Homeless, written by Kieran Doyle, is a one-act drama examining the issue of the continuing crisis in Ireland today.
“There is a thin line between the haves and the have-nots,” said Mr Doyle, an English teacher in Clonakilty Community College, who said the tragic story of Mr Corrie, along with his own experiences working with St Vincent de Paul, had inspired and informed his writing of this play.
Proceeds from the performance in the Rossmore Theatre at 8pm, which features Clonakilty actors Greg Mulcahy and Caroline Conway, will be donated to St Vincent de Paul and the Simon Community.
“I remember a man came in through the door of the St Vincent de Paul hostel once when I was working with the organisation,” said Mr Doyle.
“He was an ex-rugby international and a former sports hero, and he was now homeless after a number of different things happened.
“The play was inspired by a number of stories of homelessness that I have encountered,” he said, noting the death of Mr Corrie two years ago was a major inspiration for the play.
“I feel this play challenges the audience’s own prejudices about homelessness — people often have this idea that a homeless person was sort of ‘born’ that way, that homelessness only happens to a particular type of person. However, this perception is strongly challenged by the play.”

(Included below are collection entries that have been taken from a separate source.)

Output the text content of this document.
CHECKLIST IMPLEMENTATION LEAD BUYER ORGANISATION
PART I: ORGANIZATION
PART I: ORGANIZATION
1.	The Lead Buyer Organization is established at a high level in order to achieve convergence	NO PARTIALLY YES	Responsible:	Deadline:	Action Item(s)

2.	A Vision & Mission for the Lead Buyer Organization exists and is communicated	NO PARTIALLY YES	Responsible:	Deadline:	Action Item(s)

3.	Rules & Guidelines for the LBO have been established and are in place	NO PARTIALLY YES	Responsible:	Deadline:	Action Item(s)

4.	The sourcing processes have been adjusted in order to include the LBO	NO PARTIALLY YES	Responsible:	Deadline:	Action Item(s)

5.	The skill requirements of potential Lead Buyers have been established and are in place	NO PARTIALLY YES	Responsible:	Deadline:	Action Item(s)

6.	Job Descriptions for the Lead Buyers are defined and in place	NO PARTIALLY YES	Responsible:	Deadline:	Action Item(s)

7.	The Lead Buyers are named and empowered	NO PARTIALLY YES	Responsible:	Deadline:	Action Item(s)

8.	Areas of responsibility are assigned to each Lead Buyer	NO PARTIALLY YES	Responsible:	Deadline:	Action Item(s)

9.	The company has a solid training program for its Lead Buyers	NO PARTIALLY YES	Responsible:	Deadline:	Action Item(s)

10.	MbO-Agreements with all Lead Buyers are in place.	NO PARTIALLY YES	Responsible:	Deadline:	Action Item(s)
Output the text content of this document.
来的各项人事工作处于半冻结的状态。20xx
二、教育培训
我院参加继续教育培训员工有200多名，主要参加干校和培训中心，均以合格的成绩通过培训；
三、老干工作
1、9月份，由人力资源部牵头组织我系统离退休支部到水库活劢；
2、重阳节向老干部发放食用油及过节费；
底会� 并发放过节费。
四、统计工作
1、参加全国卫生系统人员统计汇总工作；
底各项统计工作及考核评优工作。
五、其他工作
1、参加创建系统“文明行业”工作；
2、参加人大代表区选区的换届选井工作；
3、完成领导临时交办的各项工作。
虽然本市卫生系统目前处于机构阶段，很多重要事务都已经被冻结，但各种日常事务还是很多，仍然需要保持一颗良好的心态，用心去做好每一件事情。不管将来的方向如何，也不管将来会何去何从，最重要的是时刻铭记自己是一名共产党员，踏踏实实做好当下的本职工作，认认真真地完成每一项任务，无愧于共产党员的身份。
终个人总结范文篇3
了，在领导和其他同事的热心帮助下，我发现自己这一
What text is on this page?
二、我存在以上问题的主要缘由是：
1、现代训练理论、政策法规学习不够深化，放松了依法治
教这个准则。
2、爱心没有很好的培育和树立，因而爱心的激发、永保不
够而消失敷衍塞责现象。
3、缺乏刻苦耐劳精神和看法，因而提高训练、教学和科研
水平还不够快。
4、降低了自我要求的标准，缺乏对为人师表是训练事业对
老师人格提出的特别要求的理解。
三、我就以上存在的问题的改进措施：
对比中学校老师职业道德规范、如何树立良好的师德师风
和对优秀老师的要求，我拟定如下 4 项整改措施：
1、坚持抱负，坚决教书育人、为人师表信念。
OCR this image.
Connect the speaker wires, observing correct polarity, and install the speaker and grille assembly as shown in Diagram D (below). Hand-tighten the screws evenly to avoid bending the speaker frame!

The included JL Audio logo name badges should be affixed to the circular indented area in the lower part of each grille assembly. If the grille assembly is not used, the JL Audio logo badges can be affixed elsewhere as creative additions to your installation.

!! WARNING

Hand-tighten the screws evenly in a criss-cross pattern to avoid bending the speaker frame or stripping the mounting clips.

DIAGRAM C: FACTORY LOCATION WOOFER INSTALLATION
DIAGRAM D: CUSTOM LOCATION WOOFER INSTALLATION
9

In Homeless, a wealthy bank official and former rugby international Ray Mullins, played by Paul O’Regan from Bandon, loses his job, separates from his wife, and eventually becomes homeless.
In a telling line, Ray declares: “Everyone wants to do something for you at Christmas, but the rest of the year you’re just a bum, a nothing, a nuisance, a statistic.”
Mr Doyle said: “Ray Mullins was also a victim of the recent recession, and the effects on Ray and on his life are very far-reaching.”